The Wagler's pit viper is found in southern Vietnam from the provinces of Minh Hai and Song Be, in southern Thailand recorded from the provinces of Phang Nga, Phuket, Pattani, Surat Thani, Nakhon Si Tammarat, Narathiwat, and Yala, probably distributed throughout the Peninsula in west Malaysia, as well as the island of Penang, in Singapore and in Indonesia on Sumatra, the islands of the Riau Archipelago, Bangka, Billiton, Nias, the Mentawai Islands (Siberut), Natuna, and Karimata. In a revision by Vogel et al (2007), the Wagler's pit viper species complex was differentiated into several taxa, including the resurrection of T. subannulatus. The Western Philippine populations belong to T. subannulatus, but those from Mindanao include snakes assigned to both this species and T. philippensis. Tropidolaemus subannulatus has a wide distribution in Central Indonesia, Malaysia and Philippines, the Wagler's Pit Viper is restricted to mainland Southeast Asia, down to Sumatra and Bangka, West Indonesia."

==Habitat==
The preferred natural habitat of the Wagler's pit viper is the forest, at altitudes from sea level to 400 m.

==Behavior==
Nocturnal and arboreal, the Wagler's pit viper appears quite sluggish, as it remains motionless for long periods of time waiting for prey to pass by.
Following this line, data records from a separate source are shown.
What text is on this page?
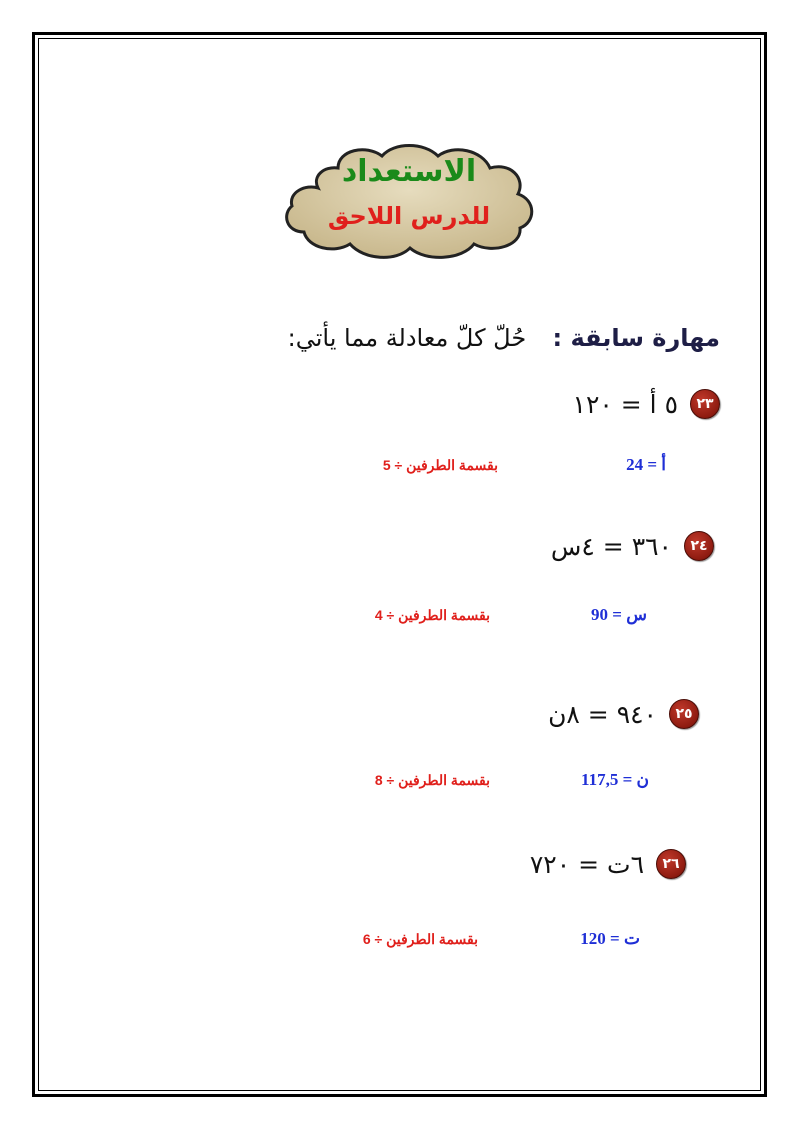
الاستعداد
للدرس اللاحق
مهارة سابقة : حُلّ كلّ معادلة مما يأتي:
٢٣
٥ أ = ١٢٠
أ = 24
بقسمة الطرفين ÷ 5
٢٤
٣٦٠ = ٤س
س = 90
بقسمة الطرفين ÷ 4
٢٥
٩٤٠ = ٨ن
ن = 117,5
بقسمة الطرفين ÷ 8
٢٦
٦ت = ٧٢٠
ت = 120
بقسمة الطرفين ÷ 6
When prey does pass by, or if disturbed, it can strike quickly.

==Feeding==
The primary diet of the Wagler's pit viper consists of rodents, birds, and lizards. The pits, one on each side of the head between the eye and the nostril, are capable of detecting temperature difference of as little as 0.003 of a degree Celsius (0.0054 of a degree Fahrenheit).

==Reproduction==
Sexually mature females of the Wagler's pit viper bear live young by ovoviviparity. Litter size varies from 15 to 41.

==Venom==
The venom of the Wagler's pit viper contains four novel peptides (Waglerins 1-4). The Waglerins produce fatal respiratory paralysis of adult mice. An initial study indicated that micromolar concentrations of Waglerin 1 act both pre- and postsynaptically to inhibit transmission across rat neuromuscular junctions. However, Waglerin-1 is a more potent inhibitor of transmission across the mouse neuromuscular junction. A subsequent study demonstrated that Waglerin-1 inhibited the adult mouse endplate response to acetylcholine with an IC50 of 50 nanomolar. In striking contrast, transmission across neuromuscular junctions of neonatal or transgenic mice lacking the adult acetylcholine receptor was not altered by micromolar concentrations of Waglerin-1. Biochemical studies demonstrated that the exquisite selectivity of Waglerin-1 for the adult mouse acetylcholine receptor relies upon several amino acid residues unique to the epsilon subunit of the adult mouse acetylcholine receptor. Waglerin-1's selectivity for the epsilon-subunit containing acetylcholine receptor of adult mice is complemented by selectivity of small peptide toxins purified from the venom of Conus geographus and Conus pergrandis for the gamma-subunit containing acetylcholine receptor of neonatal skeletal muscle. The Waglerins and complementary conotoxins are useful tools to discover the contribution of acetylcholine receptor subunits to synaptogenesis. In addition, study of the Waglerins and related toxic peptides may lead to the discovery of novel molecular targets for drug development. While Waglerin-1 interacts with other members of the ligand-gated superfamily of ion channels, the potency is much less than for inhibition of the adult mouse muscle acetylcholine receptor. Structural study suggests that Waglerin-1 may undergo molecular rearrangement that allows for binding to multiple receptors. The actions of Waglerin-1 reverse upon removal of the peptide.

Waglerin-1 is included in some skin creams marketed as wrinkle removers. There is no scientific evidence supporting the manufacturers' suggestion that the Waglerin-1 included in their products relaxes wrinkle producing skeletal muscles.

==Taxonomy==
The Wagler's pit viper has undergone much taxonomic reclassification over the years and was previously placed in the genus Trimeresurus. However, its distinctly different morphology and venom characteristics set it apart, so that eventually a new genus was erected in which it was placed together with Hutton's viper, Tropidolaemus huttoni.